Während im Jahr 2008 der Anteil der Bevölkerung von 60 Jahren und älter 22,6 % betrug wird dieser Anteil bis zum Jahr 2050 auf 34,1 % ansteigen. Damit einher geht ein laufender Rückgang der Geburtenrate. Während in den 60er Jahren die durchschnittliche Geburtenrate 2,78 betrug hat sich diese Zahl im Jahr 2008 mit 1,41 nahezu halbiert. Die demographische Entwicklung muss auch in einem engen Zusammenhang mit einer Erwerbstätigenquote der Älteren gesehen werden. Während der Anteil der 55 bis 64jährigen die noch im Erwerbsleben stehen in Österreich lediglich 38,6 % beträgt, lautet die Vergleichszahl für Deutschland 51,5 %. Der Anteil der Erwerbstätigen Bevölkerung in dieser Altersgruppe beträgt in Schweden 70 %.

Entwicklungstendenzen
Dies wird zur Folge haben, dass bis zum Jahr 2050 die Anzahl der Pensionsbezieher um rund 50 % zunehmen wird (von derzeit 2.153.173 auf 3.233.861) hingegen wird die Anzahl der Versicherten nur um 5 % (von derzeit 3.527.212 auf 3.696.484) ansteigen.

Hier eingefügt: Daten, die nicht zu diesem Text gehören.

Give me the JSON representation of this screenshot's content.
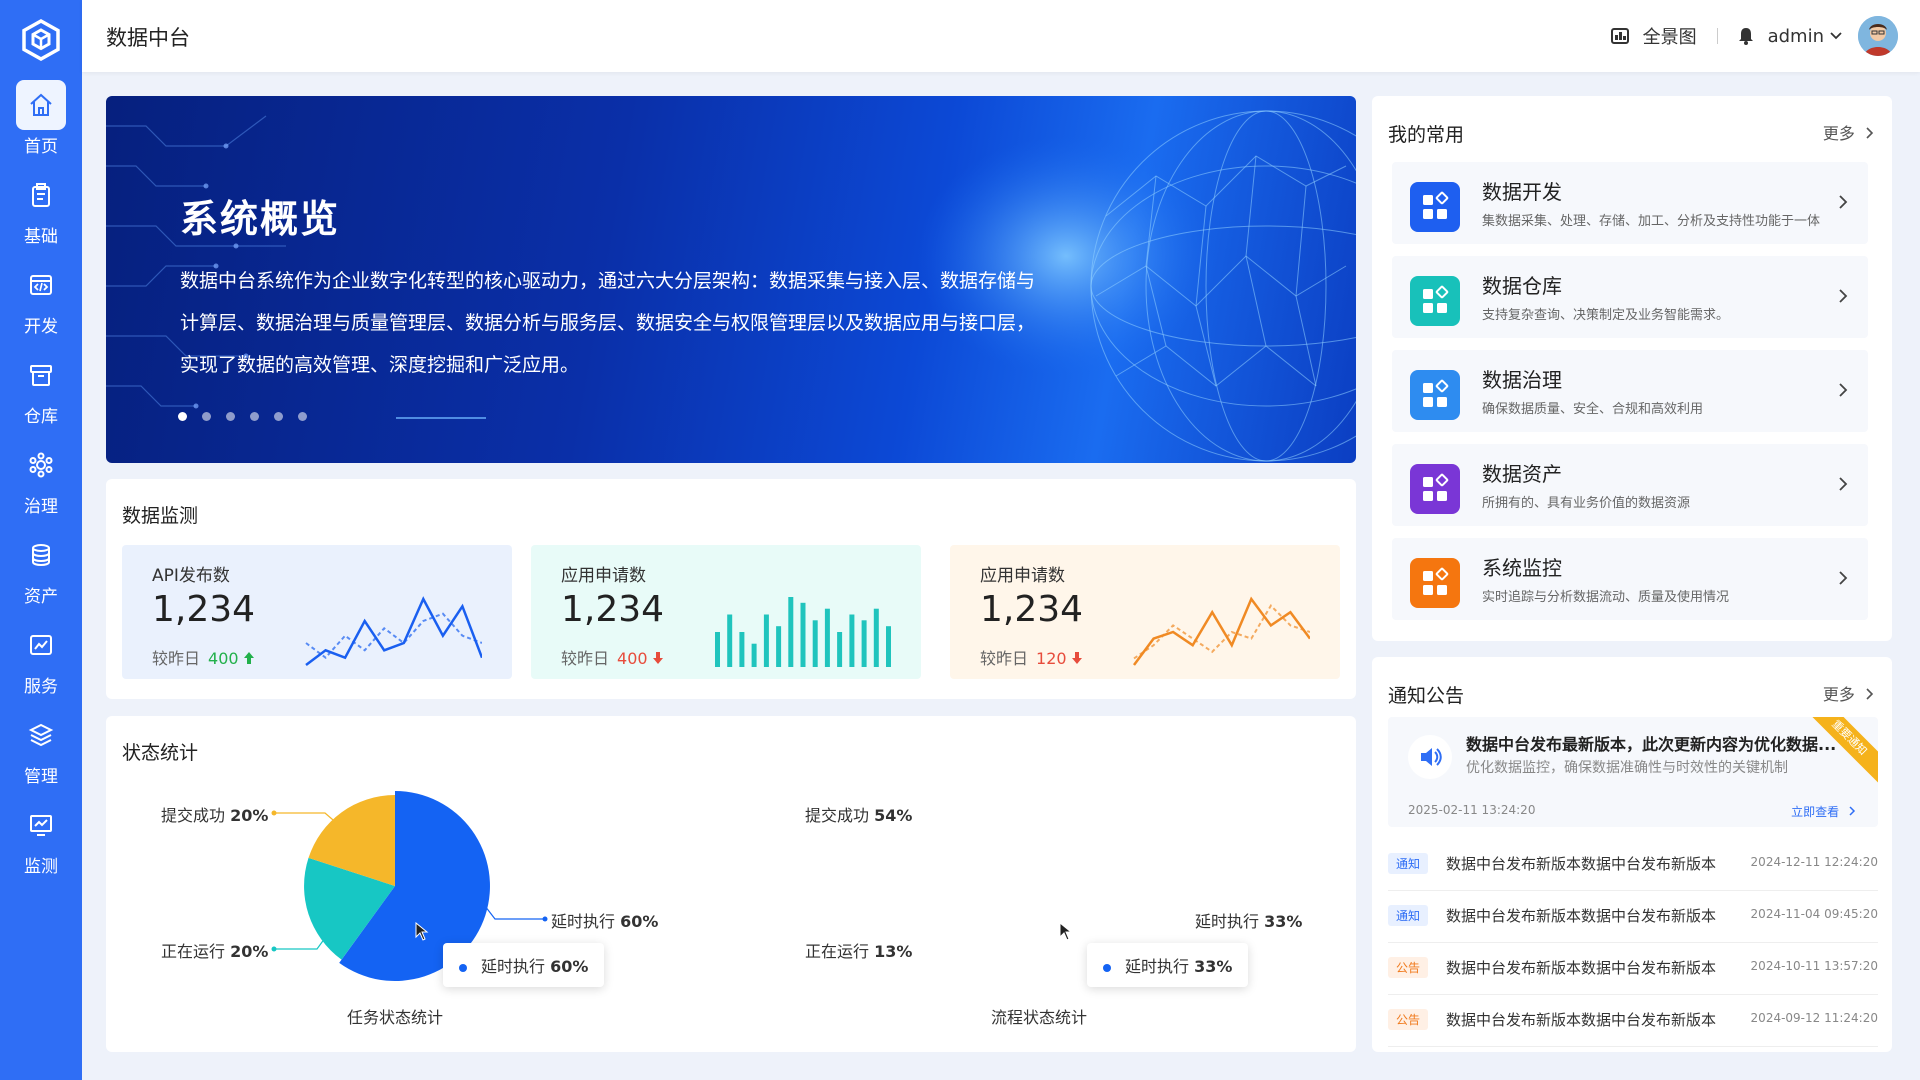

Erschließung zusätzlicher Finanzierungsquellen

Nur durch vertrauensbildende Maßnahmen und durch die Erschließung zusätzlicher Finanzierungsquellen kann die Finanzierung sichergestellt und das Vertrauen der Bevölkerung in das System aufrecht erhalten werden.
Mögliche Alternativen für weitere Finanzierungsquellen wären eine Wertschöpfungsabgabe, eine Ausweitung der Beitragspflicht auf alle Einkommensarten, eine Anhebung der Höchstbeitragsgrundlage und fiskalische Maßnahmen.
Die genannten Alternativen haben jedoch auch negative Seiten. So würde die Einführung einer Wertschöpfungsabgabe zu einer Doppelbelastung der selbständigen Erwerbstätigen und zu einer Umverteilung der Abgabenleistung nach Branchen führen. Eine Ausweitung der Beitragspflicht auf alle Einkommensarten hätte eine Kapitalflucht zur Folge. Eine Steuerfinanzierung, stellte Pinggera fest, wäre eine Abkehr vom Versicherungssystem. Eine befristete Anhebung der Höchstbeitragsgrundlage - jene von Dr. Pinggera bevorzugte Variante - würde zwar langfristig zu einem geringen Anstieg des Leistungsniveaus führen, erscheint aber im Hinblick auf den zukünftigen Finanzierungsbedarf am ehesten vertretbar.